The caged bird’s “shadow” is “screaming”. This is in vain, as shadows cannot scream. The most the bird’s shadow can do is extend beyond the cage. So, let’s look at the description of the bird’s cage:
But a bird that stalks
down his narrow cage
can seldom see through
his bars of rage
The cage is “narrow”, and the bird “can seldom see through” it. The bird is trapped inside, but its shadow can slip out and scream. Scream helplessly, yes, but the very fact that the bird is shadow-screaming in the first place indicates that it knows its situation is unfair.
Now, there’s a qualifier to the scream - it is a “nightmare” scream. This is important for two reasons. First, it indicates the bird has dreams. Its screams may be prompted by nightmares, but the existence of dreams means it still clings to a hope of a better place. Second, this is more evidence that the bird knows how its situation is wrong, unnatural, unfair. It can acknowledge that it is living in a “nightmare” while simultaneously entertaining dreams of a change for the better.
The chorus of the poem explains what the bird’s dreams are for:
The caged bird sings
with a fearful trill
of things unknown
but longed for still
and his tune is heard
on the distant hill
for the caged bird
sings of freedom.
The caged bird is singing of “freedom”. This is what it is dreaming of, what it so desires while it whiles away its life trapped in a “nightmare”. Yet it does not know what freedom is. The concept of freedom, of flying out of the cage as the other bird does, is “unknown / but longed for still”. So the caged bird is calling out for an escape that it desperately wants but can’t articulate.

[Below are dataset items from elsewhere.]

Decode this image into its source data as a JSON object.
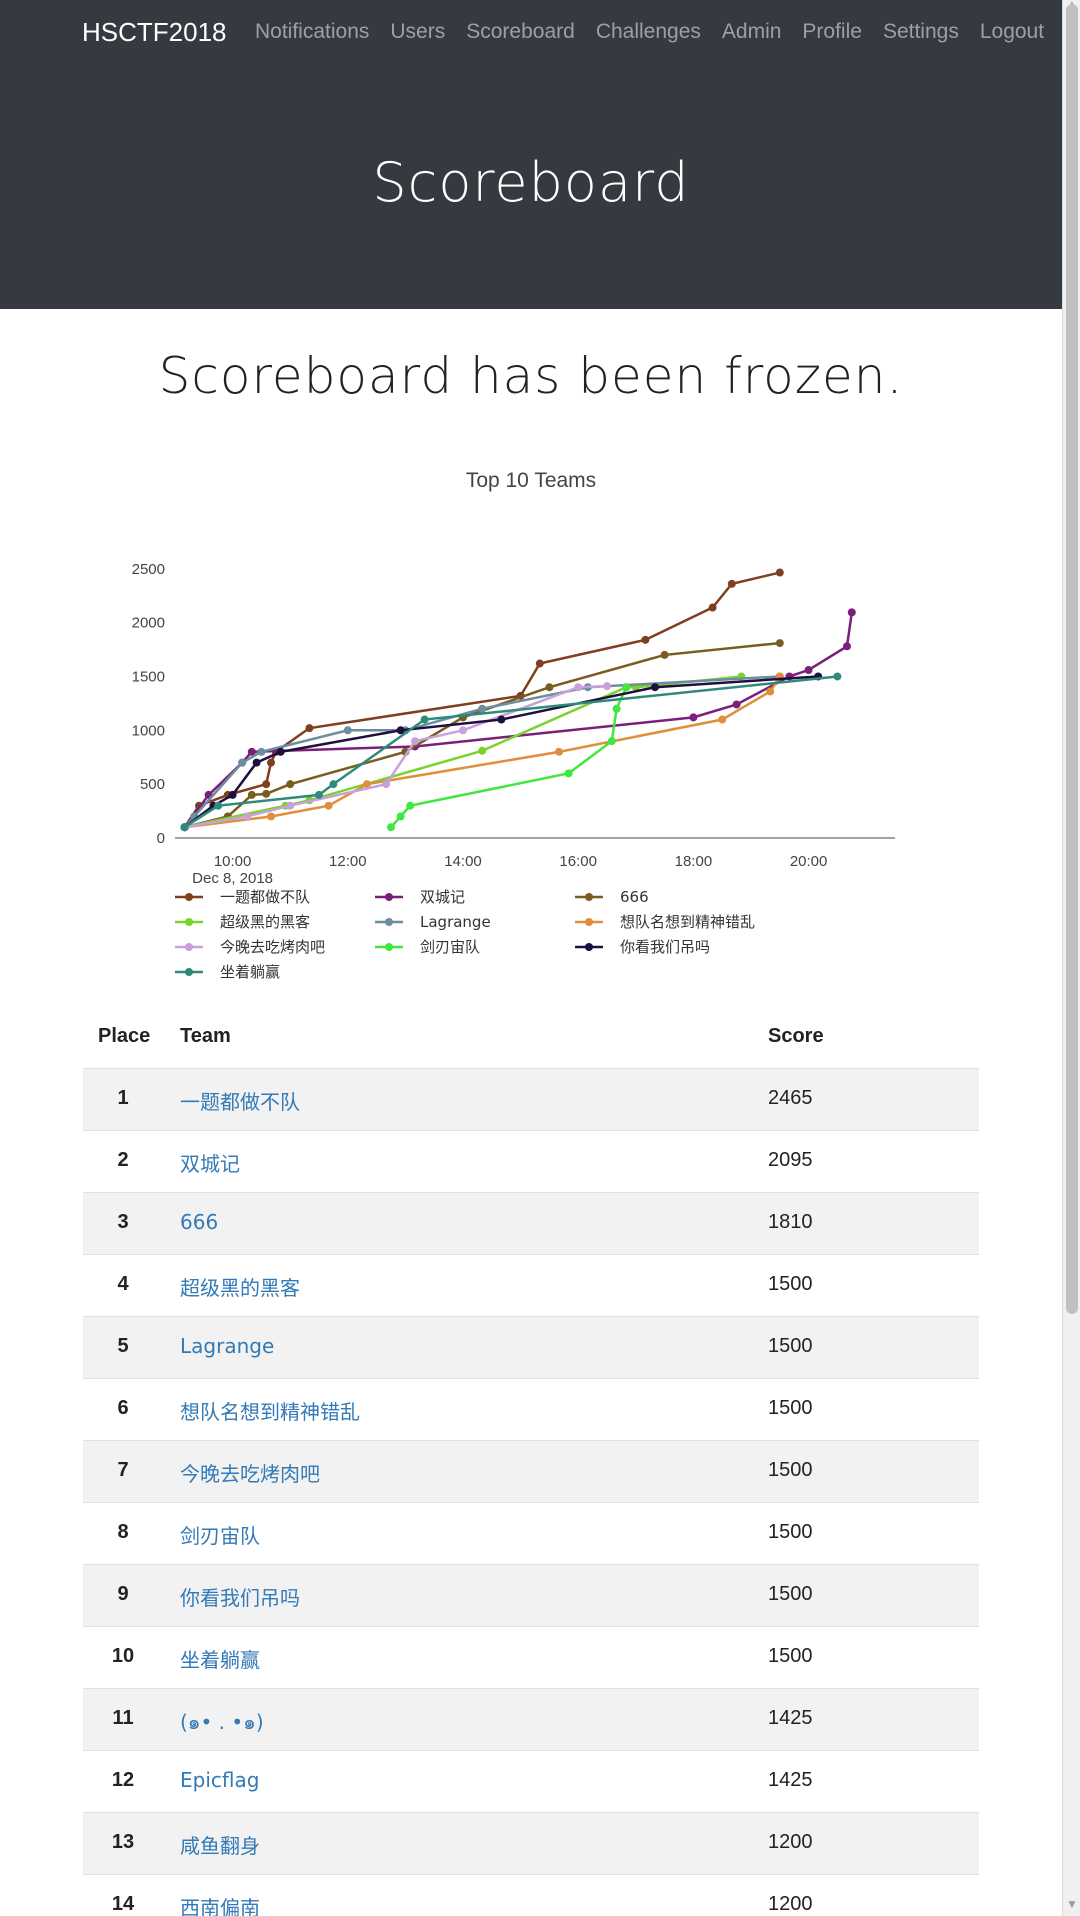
{
  "navbar": {
    "brand": "HSCTF2018",
    "links": [
      "Notifications",
      "Users",
      "Scoreboard",
      "Challenges",
      "Admin",
      "Profile",
      "Settings",
      "Logout"
    ]
  },
  "hero": {
    "title": "Scoreboard"
  },
  "notice": "Scoreboard has been frozen.",
  "chart_data": {
    "type": "line",
    "title": "Top 10 Teams",
    "xlabel": "",
    "ylabel": "",
    "x_axis_type": "time",
    "x_ticks": [
      "10:00",
      "12:00",
      "14:00",
      "16:00",
      "18:00",
      "20:00"
    ],
    "x_date_label": "Dec 8, 2018",
    "xlim": [
      "09:00",
      "21:30"
    ],
    "y_ticks": [
      0,
      500,
      1000,
      1500,
      2000,
      2500
    ],
    "ylim": [
      0,
      2600
    ],
    "grid": false,
    "legend_position": "bottom",
    "series": [
      {
        "name": "一题都做不队",
        "color": "#7f3f1f",
        "points": [
          [
            "09:10",
            100
          ],
          [
            "09:25",
            300
          ],
          [
            "09:55",
            400
          ],
          [
            "10:35",
            500
          ],
          [
            "10:40",
            700
          ],
          [
            "10:45",
            800
          ],
          [
            "11:20",
            1020
          ],
          [
            "15:00",
            1320
          ],
          [
            "15:20",
            1620
          ],
          [
            "17:10",
            1840
          ],
          [
            "18:20",
            2140
          ],
          [
            "18:40",
            2360
          ],
          [
            "19:30",
            2465
          ]
        ]
      },
      {
        "name": "双城记",
        "color": "#7b1f7b",
        "points": [
          [
            "09:10",
            100
          ],
          [
            "09:35",
            400
          ],
          [
            "10:10",
            700
          ],
          [
            "10:20",
            800
          ],
          [
            "13:10",
            850
          ],
          [
            "18:00",
            1120
          ],
          [
            "18:45",
            1240
          ],
          [
            "19:40",
            1500
          ],
          [
            "20:00",
            1560
          ],
          [
            "20:40",
            1780
          ],
          [
            "20:45",
            2095
          ]
        ]
      },
      {
        "name": "666",
        "color": "#7a5c1f",
        "points": [
          [
            "09:10",
            100
          ],
          [
            "09:55",
            200
          ],
          [
            "10:20",
            400
          ],
          [
            "10:35",
            410
          ],
          [
            "11:00",
            500
          ],
          [
            "13:00",
            800
          ],
          [
            "14:00",
            1120
          ],
          [
            "15:30",
            1400
          ],
          [
            "17:30",
            1700
          ],
          [
            "19:30",
            1810
          ]
        ]
      },
      {
        "name": "超级黑的黑客",
        "color": "#7bd22c",
        "points": [
          [
            "09:10",
            100
          ],
          [
            "10:55",
            300
          ],
          [
            "11:20",
            350
          ],
          [
            "14:20",
            810
          ],
          [
            "16:50",
            1400
          ],
          [
            "17:00",
            1400
          ],
          [
            "18:50",
            1500
          ]
        ]
      },
      {
        "name": "Lagrange",
        "color": "#6b8e9e",
        "points": [
          [
            "09:10",
            100
          ],
          [
            "09:20",
            200
          ],
          [
            "10:10",
            700
          ],
          [
            "10:30",
            800
          ],
          [
            "12:00",
            1000
          ],
          [
            "13:00",
            1000
          ],
          [
            "14:20",
            1200
          ],
          [
            "16:10",
            1400
          ],
          [
            "19:30",
            1500
          ]
        ]
      },
      {
        "name": "想队名想到精神错乱",
        "color": "#e08e3a",
        "points": [
          [
            "09:10",
            100
          ],
          [
            "10:40",
            200
          ],
          [
            "11:40",
            300
          ],
          [
            "12:20",
            500
          ],
          [
            "15:40",
            800
          ],
          [
            "18:30",
            1100
          ],
          [
            "19:20",
            1360
          ],
          [
            "19:30",
            1500
          ]
        ]
      },
      {
        "name": "今晚去吃烤肉吧",
        "color": "#c9a0dc",
        "points": [
          [
            "09:10",
            100
          ],
          [
            "10:15",
            200
          ],
          [
            "11:00",
            300
          ],
          [
            "12:40",
            500
          ],
          [
            "13:10",
            900
          ],
          [
            "14:00",
            1000
          ],
          [
            "16:00",
            1400
          ],
          [
            "16:30",
            1410
          ]
        ]
      },
      {
        "name": "剑刃宙队",
        "color": "#3ee83e",
        "points": [
          [
            "12:45",
            100
          ],
          [
            "12:55",
            200
          ],
          [
            "13:05",
            300
          ],
          [
            "15:50",
            600
          ],
          [
            "16:35",
            900
          ],
          [
            "16:40",
            1200
          ],
          [
            "16:50",
            1400
          ]
        ]
      },
      {
        "name": "你看我们吊吗",
        "color": "#1f0f3f",
        "points": [
          [
            "09:10",
            100
          ],
          [
            "09:40",
            300
          ],
          [
            "10:00",
            400
          ],
          [
            "10:25",
            700
          ],
          [
            "10:50",
            800
          ],
          [
            "12:55",
            1000
          ],
          [
            "14:40",
            1100
          ],
          [
            "17:20",
            1400
          ],
          [
            "20:10",
            1500
          ]
        ]
      },
      {
        "name": "坐着躺赢",
        "color": "#2e8b7a",
        "points": [
          [
            "09:10",
            100
          ],
          [
            "09:45",
            300
          ],
          [
            "11:30",
            400
          ],
          [
            "11:45",
            500
          ],
          [
            "13:20",
            1100
          ],
          [
            "20:30",
            1500
          ]
        ]
      }
    ]
  },
  "table": {
    "headers": {
      "place": "Place",
      "team": "Team",
      "score": "Score"
    },
    "rows": [
      {
        "place": "1",
        "team": "一题都做不队",
        "score": "2465"
      },
      {
        "place": "2",
        "team": "双城记",
        "score": "2095"
      },
      {
        "place": "3",
        "team": "666",
        "score": "1810"
      },
      {
        "place": "4",
        "team": "超级黑的黑客",
        "score": "1500"
      },
      {
        "place": "5",
        "team": "Lagrange",
        "score": "1500"
      },
      {
        "place": "6",
        "team": "想队名想到精神错乱",
        "score": "1500"
      },
      {
        "place": "7",
        "team": "今晚去吃烤肉吧",
        "score": "1500"
      },
      {
        "place": "8",
        "team": "剑刃宙队",
        "score": "1500"
      },
      {
        "place": "9",
        "team": "你看我们吊吗",
        "score": "1500"
      },
      {
        "place": "10",
        "team": "坐着躺赢",
        "score": "1500"
      },
      {
        "place": "11",
        "team": "(๑• . •๑)",
        "score": "1425"
      },
      {
        "place": "12",
        "team": "Epicflag",
        "score": "1425"
      },
      {
        "place": "13",
        "team": "咸鱼翻身",
        "score": "1200"
      },
      {
        "place": "14",
        "team": "西南偏南",
        "score": "1200"
      }
    ]
  },
  "colors": {
    "navbar_bg": "#343a40",
    "link": "#337ab7",
    "row_stripe": "#f2f2f2"
  }
}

To directly answer your question - the line “his shadow shouts on a nightmare scream” means that the caged bird is calling out, using its shadow as a method of reaching beyond its cage. The scream still indicates that the bird nurses a dream of freedom. But without the ability to properly articulate its dreams, the bird’s shadow is left to fruitlessly, soundlessly reach out of its cage.
All quotes from the poem linked in the question.